Ministers should use Wednesday’s Budget to elevate shared ownership to a core part of the government’s housing strategy according to one of the UK’s leading affordable home providers, which warns that the tenure is now the only viable route onto the ladder for many first-time buyers.

Peter Hawley (main picture, inset), director of SOWN, part of LRG, says shared ownership had become increasingly important as affordability pressures intensified. “For many of the first time buyers, Shared Ownership is the only route onto the ladder,” he says.
Hawley says today’s first-time buyers were facing a sharply more challenging environment than just five years ago.

“Today’s first time buyers are paying almost a third more to get on the property ladder than they were five years ago, while the number of private renters moving into home ownership has fallen by nearly a quarter,” he says.

AFFORDABILITY CONCERNS

Although 83% of renters say rising rents make them more motivated to buy, “three quarters do not believe they can afford a home on the open market without help from a scheme”.

Yet despite its role in bridging the gap between renting and full ownership, Hawley says shared ownership “barely features in current policy documents and is all but invisible in the National Planning Policy Framework”.

He describes it as an option that “helps people build equity, supports mixed communities and does so at a fraction of the cost of traditional subsidy”.

SHARE OWNERSHIP PRIORITIES

Hawley sets out three priorities he said the Chancellor should adopt to allow shared ownership to play its full part in the housebuilding programme.
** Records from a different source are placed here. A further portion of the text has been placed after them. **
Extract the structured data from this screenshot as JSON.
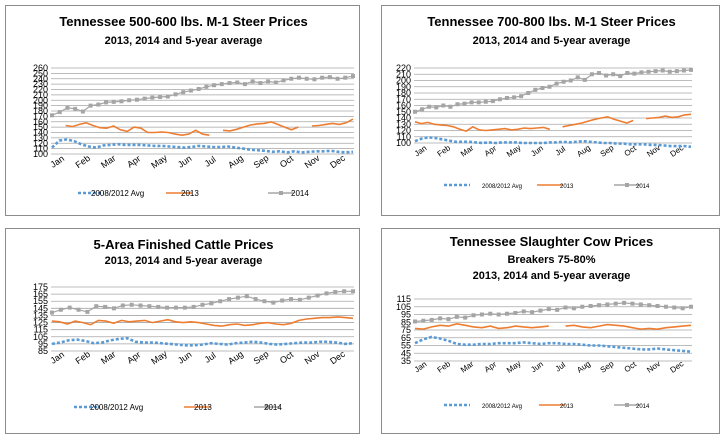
{
  "colors": {
    "avg": "#5b9bd5",
    "y2013": "#ed7d31",
    "y2014": "#a5a5a5",
    "grid": "#a6a6a6"
  },
  "chart_data": [
    {
      "type": "line",
      "title": "Tennessee 500-600 lbs. M-1 Steer Prices",
      "subtitle": "2013, 2014 and 5-year average",
      "xlabels": [
        "Jan",
        "Feb",
        "Mar",
        "Apr",
        "May",
        "Jun",
        "Jul",
        "Aug",
        "Sep",
        "Oct",
        "Nov",
        "Dec"
      ],
      "ylim": [
        100,
        260
      ],
      "yticks": [
        100,
        110,
        120,
        130,
        140,
        150,
        160,
        170,
        180,
        190,
        200,
        210,
        220,
        230,
        240,
        250,
        260
      ],
      "grid": true,
      "legend": "bottom",
      "series": [
        {
          "name": "2008/2012 Avg",
          "style": "dashed",
          "values": [
            112,
            125,
            127,
            124,
            118,
            114,
            112,
            116,
            117,
            118,
            117,
            117,
            117,
            116,
            115,
            115,
            114,
            113,
            112,
            113,
            115,
            114,
            113,
            113,
            114,
            112,
            110,
            108,
            107,
            106,
            104,
            105,
            103,
            105,
            103,
            104,
            105,
            105,
            106,
            104,
            103,
            104
          ]
        },
        {
          "name": "2013",
          "style": "solid",
          "values": [
            null,
            null,
            153,
            151,
            155,
            158,
            153,
            149,
            148,
            152,
            145,
            142,
            150,
            148,
            140,
            140,
            141,
            140,
            137,
            135,
            137,
            144,
            137,
            135,
            null,
            144,
            143,
            146,
            150,
            154,
            156,
            157,
            160,
            155,
            150,
            145,
            150,
            null,
            152,
            153,
            155,
            157,
            155,
            158,
            165
          ]
        },
        {
          "name": "2014",
          "style": "markers",
          "values": [
            172,
            178,
            186,
            184,
            179,
            190,
            192,
            196,
            197,
            198,
            200,
            201,
            203,
            205,
            206,
            207,
            211,
            215,
            218,
            221,
            225,
            228,
            230,
            232,
            233,
            230,
            235,
            232,
            235,
            233,
            237,
            240,
            242,
            240,
            239,
            242,
            243,
            240,
            242,
            245
          ]
        }
      ]
    },
    {
      "type": "line",
      "title": "Tennessee 700-800 lbs. M-1 Steer Prices",
      "subtitle": "2013, 2014 and 5-year average",
      "xlabels": [
        "Jan",
        "Feb",
        "Mar",
        "Apr",
        "May",
        "Jun",
        "Jul",
        "Aug",
        "Sep",
        "Oct",
        "Nov",
        "Dec"
      ],
      "ylim": [
        100,
        220
      ],
      "yticks": [
        100,
        110,
        120,
        130,
        140,
        150,
        160,
        170,
        180,
        190,
        200,
        210,
        220
      ],
      "grid": true,
      "legend": "bottom",
      "series": [
        {
          "name": "2008/2012 Avg",
          "style": "dashed",
          "values": [
            103,
            107,
            109,
            108,
            106,
            104,
            102,
            102,
            102,
            101,
            100,
            101,
            100,
            101,
            101,
            101,
            100,
            100,
            100,
            100,
            101,
            101,
            102,
            101,
            102,
            103,
            102,
            101,
            100,
            100,
            99,
            99,
            98,
            98,
            98,
            97,
            97,
            96,
            95,
            95,
            95,
            94
          ]
        },
        {
          "name": "2013",
          "style": "solid",
          "values": [
            134,
            131,
            133,
            130,
            129,
            128,
            126,
            122,
            119,
            126,
            121,
            120,
            121,
            122,
            123,
            121,
            122,
            124,
            123,
            124,
            125,
            122,
            null,
            126,
            128,
            130,
            132,
            135,
            138,
            140,
            142,
            138,
            135,
            132,
            136,
            null,
            139,
            140,
            141,
            143,
            141,
            142,
            145,
            146
          ]
        },
        {
          "name": "2014",
          "style": "markers",
          "values": [
            150,
            154,
            158,
            157,
            160,
            158,
            162,
            163,
            165,
            165,
            166,
            167,
            170,
            172,
            173,
            175,
            180,
            185,
            188,
            190,
            195,
            198,
            200,
            205,
            201,
            210,
            212,
            208,
            210,
            207,
            212,
            211,
            213,
            214,
            215,
            216,
            214,
            215,
            216,
            217
          ]
        }
      ]
    },
    {
      "type": "line",
      "title": "5-Area Finished Cattle Prices",
      "subtitle": "2013, 2014 and 5-year average",
      "xlabels": [
        "Jan",
        "Feb",
        "Mar",
        "Apr",
        "May",
        "Jun",
        "Jul",
        "Aug",
        "Sep",
        "Oct",
        "Nov",
        "Dec"
      ],
      "ylim": [
        85,
        175
      ],
      "yticks": [
        85,
        95,
        105,
        115,
        125,
        135,
        145,
        155,
        165,
        175
      ],
      "grid": true,
      "legend": "bottom",
      "series": [
        {
          "name": "2008/2012 Avg",
          "style": "dashed",
          "values": [
            95,
            97,
            100,
            101,
            99,
            96,
            97,
            100,
            102,
            103,
            98,
            97,
            97,
            96,
            95,
            94,
            93,
            93,
            94,
            96,
            95,
            94,
            96,
            97,
            98,
            97,
            95,
            94,
            95,
            96,
            97,
            97,
            98,
            98,
            97,
            95,
            96
          ]
        },
        {
          "name": "2013",
          "style": "solid",
          "values": [
            127,
            126,
            123,
            127,
            125,
            122,
            128,
            127,
            124,
            128,
            126,
            127,
            128,
            125,
            127,
            129,
            126,
            125,
            126,
            125,
            123,
            121,
            120,
            122,
            123,
            121,
            122,
            124,
            125,
            123,
            122,
            124,
            128,
            130,
            131,
            132,
            132,
            133,
            132,
            131
          ]
        },
        {
          "name": "2014",
          "style": "markers",
          "values": [
            139,
            143,
            146,
            143,
            140,
            148,
            147,
            145,
            149,
            150,
            149,
            148,
            147,
            146,
            146,
            146,
            147,
            150,
            152,
            155,
            158,
            160,
            162,
            158,
            155,
            153,
            156,
            158,
            157,
            160,
            163,
            166,
            168,
            169,
            169
          ]
        }
      ]
    },
    {
      "type": "line",
      "title": "Tennessee Slaughter Cow Prices",
      "subtitle": "Breakers 75-80%",
      "subtitle2": "2013, 2014 and 5-year average",
      "xlabels": [
        "Jan",
        "Feb",
        "Mar",
        "Apr",
        "May",
        "Jun",
        "Jul",
        "Aug",
        "Sep",
        "Oct",
        "Nov",
        "Dec"
      ],
      "ylim": [
        35,
        115
      ],
      "yticks": [
        35,
        45,
        55,
        65,
        75,
        85,
        95,
        105,
        115
      ],
      "grid": true,
      "legend": "bottom",
      "series": [
        {
          "name": "2008/2012 Avg",
          "style": "dashed",
          "values": [
            58,
            63,
            66,
            64,
            61,
            57,
            56,
            56,
            57,
            57,
            58,
            58,
            58,
            59,
            58,
            57,
            58,
            58,
            57,
            57,
            56,
            55,
            55,
            54,
            53,
            52,
            51,
            50,
            50,
            51,
            50,
            49,
            48,
            47
          ]
        },
        {
          "name": "2013",
          "style": "solid",
          "values": [
            77,
            76,
            79,
            81,
            80,
            83,
            81,
            79,
            78,
            80,
            77,
            78,
            80,
            79,
            78,
            79,
            80,
            null,
            80,
            81,
            79,
            78,
            80,
            82,
            81,
            80,
            78,
            76,
            77,
            76,
            78,
            79,
            80,
            81
          ]
        },
        {
          "name": "2014",
          "style": "markers",
          "values": [
            86,
            87,
            88,
            90,
            89,
            92,
            91,
            94,
            95,
            96,
            95,
            96,
            97,
            99,
            98,
            100,
            102,
            101,
            104,
            103,
            105,
            106,
            107,
            108,
            109,
            110,
            109,
            108,
            107,
            106,
            105,
            104,
            103,
            105
          ]
        }
      ]
    }
  ]
}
First, he called for greater visibility. “Help to Buy showed how a clear, well promoted scheme can support both demand and supply. Shared Ownership deserves the same treatment,” he says.

A national communications and guidance campaign would ensure buyers, lenders, developers and councils “have a better grasp of how the product works, who it is for and how it can support delivery”.

Second, Hawley urges action to unlock stalled developments. Many affordable homes, he says, are tied up in Section 106 agreements that were becoming difficult to deliver, with some units “even standing empty because registered providers are unable to take them on”.

He says targeted grant flexibility, clearer guidance on tenure cascades and allowing Homes England funding to be used on Section 106 shared ownership units would “help schemes proceed, protect affordable output and support SME builders as well as larger housebuilders”.

UPDATE INCOME THRESHOLDS

Finally, he says income thresholds need updating to reflect real market conditions.

“The current income limits of £90,000 in London and £80,000 elsewhere have been frozen while prices have continued to rise,” he says.

“In many higher value areas, including much of the south east, even buying a 25% share of a modest home is now out of reach, yet some households earning just above the cap still cannot buy on the open market.”

FLEXIBLE AND RESPONSIVE

A more flexible, regionally responsive system would keep the product focused on those who need help most “without shutting out the ‘missing middle’ of would-be buyers”.

“Shared Ownership is not a substitute for social housing, nor is it a silver bullet for the housing crisis,” Hawley says.

“But for thousands of households it is the only practical step onto the ladder. My ask of the Chancellor is simple: recognise Shared Ownership as a central plank of the housing programme, give it the policy profile it deserves and make sure the rules allow it to work in the markets where it is needed most.”